Cinder vs S 4500-N
Where Cinder belongs to Benjamin Moore's range, S 4500-N is a NCS color. These are both greys, so the question isn't which hue to choose — it's where within grey to land. S 4500-N (LRV 27) reflects noticeably more light than Cinder (LRV 24), a difference of 3 points that becomes especially apparent in rooms with limited natural light. Cinder runs red while S 4500-N is decidedly neutral, which means they'll respond very differently to warm vs cool light sources. The ΔE 3.5 gap is real but not dramatic — close enough to use together, distinct enough to matter as a choice. Below you'll find 2 real-room photo comparisons where both colors appear side by side, plus 5 simulated room previews.
Cinder vs S 4500-N in Real Spaces
2 real rooms side by side. Cinder and S 4500-N are close enough that the difference can be hard to judge from a chip alone — these photos show how each reads at scale, across different spaces and lighting conditions.
Bathroom
Bathrooms are one of the few spaces where you're genuinely enclosed by the paint color, which makes the choice between these two more consequential.

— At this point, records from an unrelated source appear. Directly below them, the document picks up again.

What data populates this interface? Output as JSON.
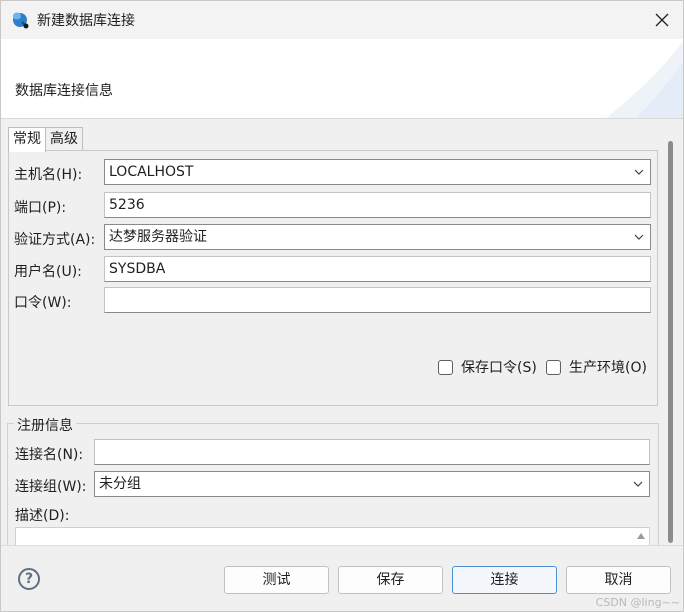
{
  "window": {
    "title": "新建数据库连接",
    "banner_title": "数据库连接信息"
  },
  "tabs": [
    {
      "label": "常规",
      "active": true
    },
    {
      "label": "高级",
      "active": false
    }
  ],
  "general": {
    "host_label": "主机名(H):",
    "host_value": "LOCALHOST",
    "port_label": "端口(P):",
    "port_value": "5236",
    "auth_label": "验证方式(A):",
    "auth_value": "达梦服务器验证",
    "user_label": "用户名(U):",
    "user_value": "SYSDBA",
    "password_label": "口令(W):",
    "password_value": "",
    "save_password_label": "保存口令(S)",
    "save_password_checked": false,
    "production_label": "生产环境(O)",
    "production_checked": false
  },
  "registration": {
    "group_title": "注册信息",
    "conn_name_label": "连接名(N):",
    "conn_name_value": "",
    "conn_group_label": "连接组(W):",
    "conn_group_value": "未分组",
    "desc_label": "描述(D):",
    "desc_value": ""
  },
  "footer": {
    "help_glyph": "?",
    "test_label": "测试",
    "save_label": "保存",
    "connect_label": "连接",
    "cancel_label": "取消"
  },
  "watermark": "CSDN @ling~~",
  "colors": {
    "accent": "#4a90d9",
    "window_bg": "#f0f0f0"
  },
  "icons": {
    "app": "database-connect-icon",
    "close": "close-icon",
    "help": "help-icon",
    "dropdown": "chevron-down-icon"
  }
}
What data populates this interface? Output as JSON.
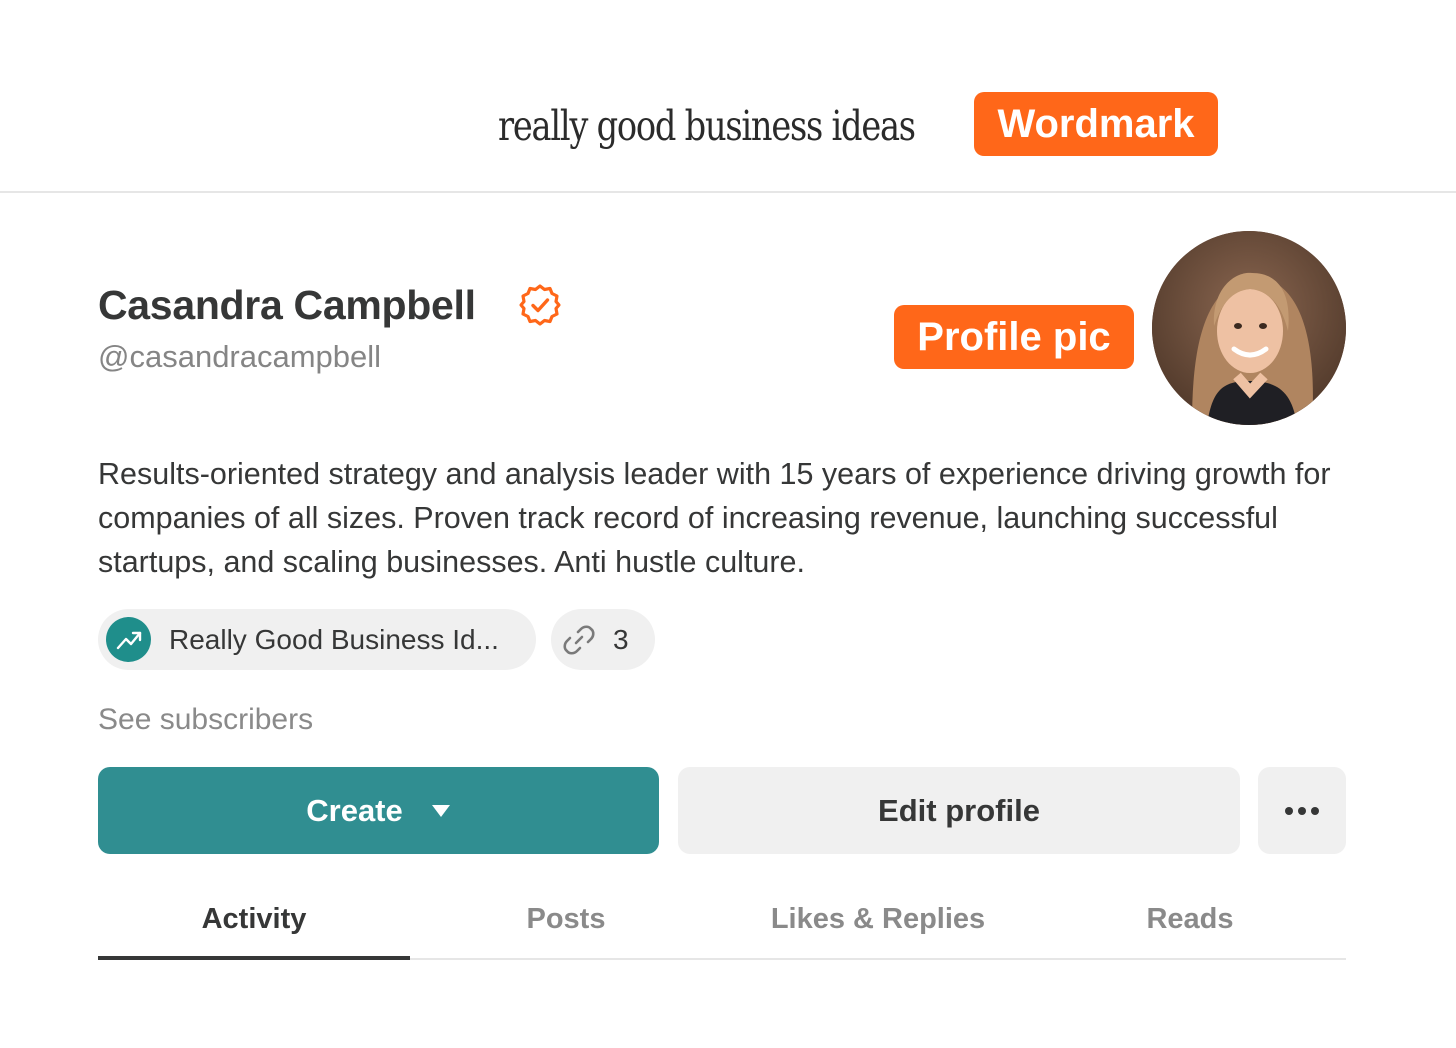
{
  "header": {
    "wordmark": "really good business ideas",
    "wordmark_tag": "Wordmark"
  },
  "profile": {
    "name": "Casandra Campbell",
    "handle": "@casandracampbell",
    "verified_icon": "verified-badge-icon",
    "profile_pic_tag": "Profile pic",
    "bio": "Results-oriented strategy and analysis leader with 15 years of experience driving growth for companies of all sizes. Proven track record of increasing revenue, launching successful startups, and scaling businesses. Anti hustle culture."
  },
  "publication_pill": {
    "label": "Really Good Business Id...",
    "icon": "trending-up-icon"
  },
  "links_pill": {
    "count": "3",
    "icon": "link-icon"
  },
  "see_subscribers": "See subscribers",
  "actions": {
    "create_label": "Create",
    "edit_label": "Edit profile",
    "more_label": "•••"
  },
  "tabs": [
    {
      "label": "Activity",
      "active": true
    },
    {
      "label": "Posts",
      "active": false
    },
    {
      "label": "Likes & Replies",
      "active": false
    },
    {
      "label": "Reads",
      "active": false
    }
  ],
  "colors": {
    "accent_teal": "#308e91",
    "highlight_orange": "#ff6719",
    "text_primary": "#363737",
    "text_muted": "#8a8a8a"
  }
}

The distinction reads clearly at room scale, making the choice between them concrete.
Color Details
Cinder vs S 4500-N Simulated Comparison
5 simulated room previews — drag the slider on each to see Cinder on one side and S 4500-N on the other.
Digital color is approximate. These simulations are generated from the manufacturer's hex values and overlaid on grayscale room photos — your screen's calibration, brightness, and viewing angle all affect how they render. Before committing to either color, test physical samples in your own space under the light you actually live with.
More Cinder comparisons
See how Cinder stacks up against other well-photographed colors across different brands and tones.